住宅金融支援機構が9月にまとめた『平成26年度下半期における住宅市場動向』でも、「これから半年以内が住宅の買い時」と答えた消費者が72.3%いて、「買い時だと思わない」の27.7%を大きく上回った。
それほど購入意欲は旺盛にもかかわらず、実際の住宅販売は低迷している。例えば、不動産経済研究所が調査した8月の首都圏マンション供給戸数は前年同月比で半減するなど振るわない。契約率も19か月ぶりに7割を下回った。
また、中古マンションもここ半年ほど成約件数が前年比でマイナスが続いている状況だ。
モデルルームなどを訪れる住宅の取得予定者でさえ、二の足を踏む理由とはなにか。住宅評論家の山下和之氏が話す。
「もっとも大きな要因は消費税の再引き上げです。
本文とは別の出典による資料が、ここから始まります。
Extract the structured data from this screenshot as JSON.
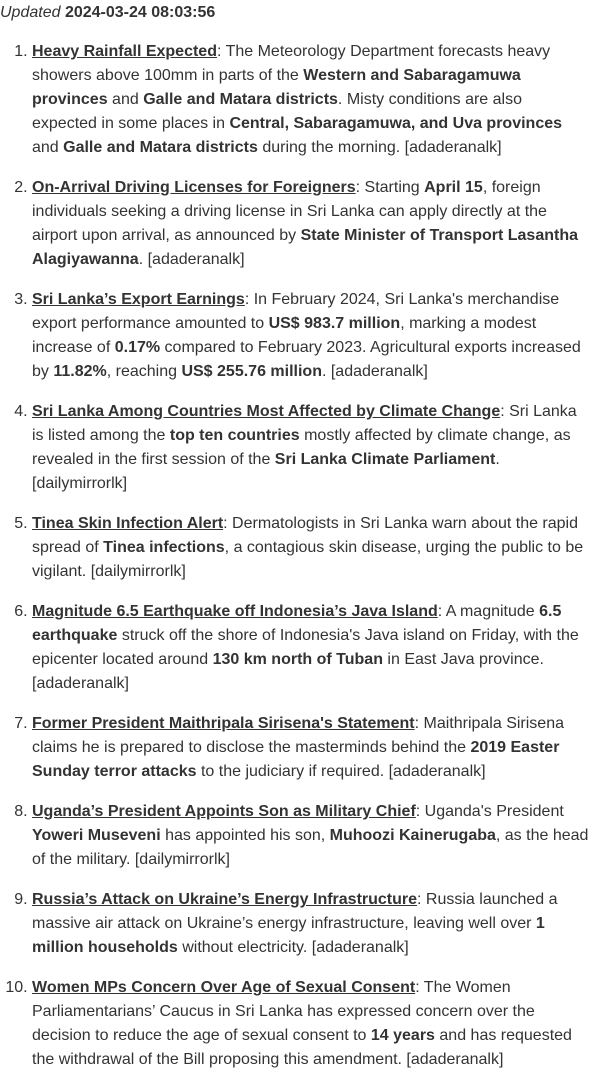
{
  "header": {
    "updated_label": "Updated",
    "timestamp": "2024-03-24 08:03:56"
  },
  "items": [
    {
      "headline": "Heavy Rainfall Expected",
      "parts": [
        {
          "t": ": The Meteorology Department forecasts heavy showers above 100mm in parts of the "
        },
        {
          "t": "Western and Sabaragamuwa provinces",
          "b": true
        },
        {
          "t": " and "
        },
        {
          "t": "Galle and Matara districts",
          "b": true
        },
        {
          "t": ". Misty conditions are also expected in some places in "
        },
        {
          "t": "Central, Sabaragamuwa, and Uva provinces",
          "b": true
        },
        {
          "t": " and "
        },
        {
          "t": "Galle and Matara districts",
          "b": true
        },
        {
          "t": " during the morning. [adaderanalk]"
        }
      ]
    },
    {
      "headline": "On-Arrival Driving Licenses for Foreigners",
      "parts": [
        {
          "t": ": Starting "
        },
        {
          "t": "April 15",
          "b": true
        },
        {
          "t": ", foreign individuals seeking a driving license in Sri Lanka can apply directly at the airport upon arrival, as announced by "
        },
        {
          "t": "State Minister of Transport Lasantha Alagiyawanna",
          "b": true
        },
        {
          "t": ". [adaderanalk]"
        }
      ]
    },
    {
      "headline": "Sri Lanka’s Export Earnings",
      "parts": [
        {
          "t": ": In February 2024, Sri Lanka's merchandise export performance amounted to "
        },
        {
          "t": "US$ 983.7 million",
          "b": true
        },
        {
          "t": ", marking a modest increase of "
        },
        {
          "t": "0.17%",
          "b": true
        },
        {
          "t": " compared to February 2023. Agricultural exports increased by "
        },
        {
          "t": "11.82%",
          "b": true
        },
        {
          "t": ", reaching "
        },
        {
          "t": "US$ 255.76 million",
          "b": true
        },
        {
          "t": ". [adaderanalk]"
        }
      ]
    },
    {
      "headline": "Sri Lanka Among Countries Most Affected by Climate Change",
      "parts": [
        {
          "t": ": Sri Lanka is listed among the "
        },
        {
          "t": "top ten countries",
          "b": true
        },
        {
          "t": " mostly affected by climate change, as revealed in the first session of the "
        },
        {
          "t": "Sri Lanka Climate Parliament",
          "b": true
        },
        {
          "t": ". [dailymirrorlk]"
        }
      ]
    },
    {
      "headline": "Tinea Skin Infection Alert",
      "parts": [
        {
          "t": ": Dermatologists in Sri Lanka warn about the rapid spread of "
        },
        {
          "t": "Tinea infections",
          "b": true
        },
        {
          "t": ", a contagious skin disease, urging the public to be vigilant. [dailymirrorlk]"
        }
      ]
    },
    {
      "headline": "Magnitude 6.5 Earthquake off Indonesia’s Java Island",
      "parts": [
        {
          "t": ": A magnitude "
        },
        {
          "t": "6.5 earthquake",
          "b": true
        },
        {
          "t": " struck off the shore of Indonesia's Java island on Friday, with the epicenter located around "
        },
        {
          "t": "130 km north of Tuban",
          "b": true
        },
        {
          "t": " in East Java province. [adaderanalk]"
        }
      ]
    },
    {
      "headline": "Former President Maithripala Sirisena's Statement",
      "parts": [
        {
          "t": ": Maithripala Sirisena claims he is prepared to disclose the masterminds behind the "
        },
        {
          "t": "2019 Easter Sunday terror attacks",
          "b": true
        },
        {
          "t": " to the judiciary if required. [adaderanalk]"
        }
      ]
    },
    {
      "headline": "Uganda’s President Appoints Son as Military Chief",
      "parts": [
        {
          "t": ": Uganda's President "
        },
        {
          "t": "Yoweri Museveni",
          "b": true
        },
        {
          "t": " has appointed his son, "
        },
        {
          "t": "Muhoozi Kainerugaba",
          "b": true
        },
        {
          "t": ", as the head of the military. [dailymirrorlk]"
        }
      ]
    },
    {
      "headline": "Russia’s Attack on Ukraine’s Energy Infrastructure",
      "parts": [
        {
          "t": ": Russia launched a massive air attack on Ukraine’s energy infrastructure, leaving well over "
        },
        {
          "t": "1 million households",
          "b": true
        },
        {
          "t": " without electricity. [adaderanalk]"
        }
      ]
    },
    {
      "headline": "Women MPs Concern Over Age of Sexual Consent",
      "parts": [
        {
          "t": ": The Women Parliamentarians’ Caucus in Sri Lanka has expressed concern over the decision to reduce the age of sexual consent to "
        },
        {
          "t": "14 years",
          "b": true
        },
        {
          "t": " and has requested the withdrawal of the Bill proposing this amendment. [adaderanalk]"
        }
      ]
    }
  ]
}
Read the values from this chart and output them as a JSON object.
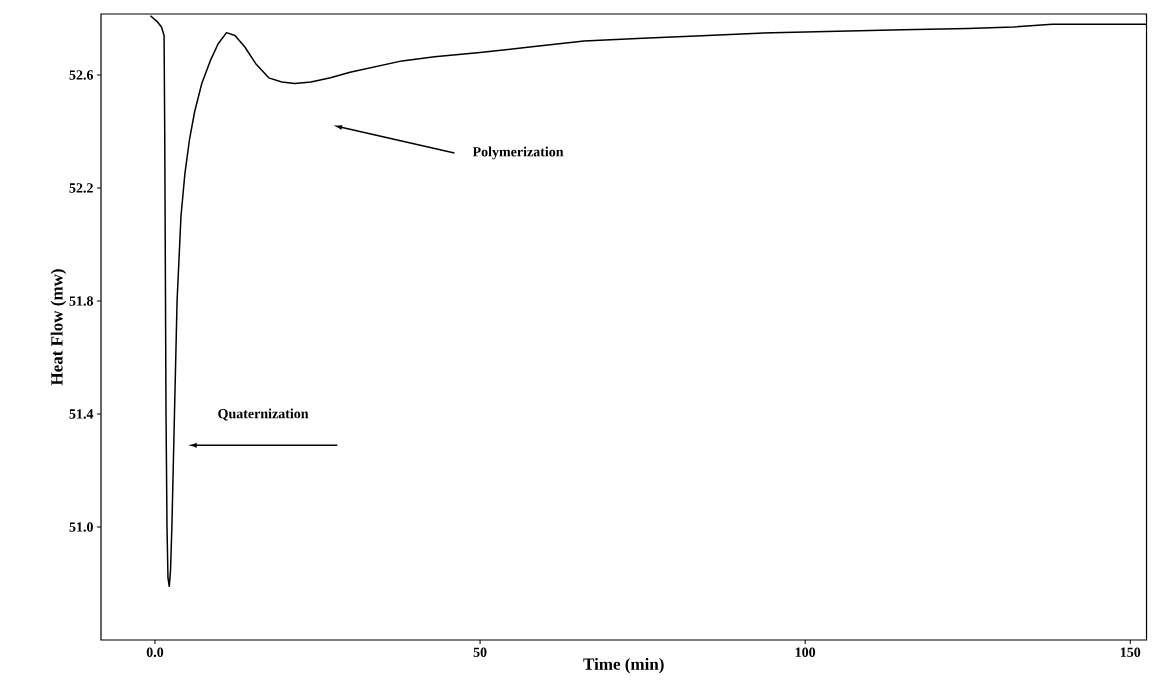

増税が予定通りに実施されれば、その後も順調に景気が拡大するとは限りませんし、住宅価格や金利の動向も不透明になります。
金利は昨年から今年初めにかけて先高観が払拭され、当面は現在のような低水準が続きそうなので、焦る必要はないと様子見に入っている消費者が多いのでしょう」
だが、物件価格や金利が上昇するタイミングで物色し出すのでは遅い。山下氏が続ける。
「マンションの販売不振に喘ぐ中堅の不動産会社は焦燥感を強めていますので、再増税前のいまなら値引き交渉に応じてくれる可能性が高い。また、落ち込みが深刻な注文住宅では、太陽光発電をつけることで実質的に住宅ローンの負担が軽くなるといった戦略を打ち出しているメーカーもあるので、掘り出し物が見つかるチャンスともいえます。
ローン金利については建物が完成して融資の実行を受ける日の金利が適用されるので、メガマンションのように完成が2年先、3年先といった物件には金利面のリスクが大きい。それを回避するためには、超低金利のうちに長期固定型などの住宅ローンを確定しておいたほうが安心です」
それらを考え合わせると、「半年から1年程度の間に物件を絞り込んで、決断するのがベスト」(山下氏)だという。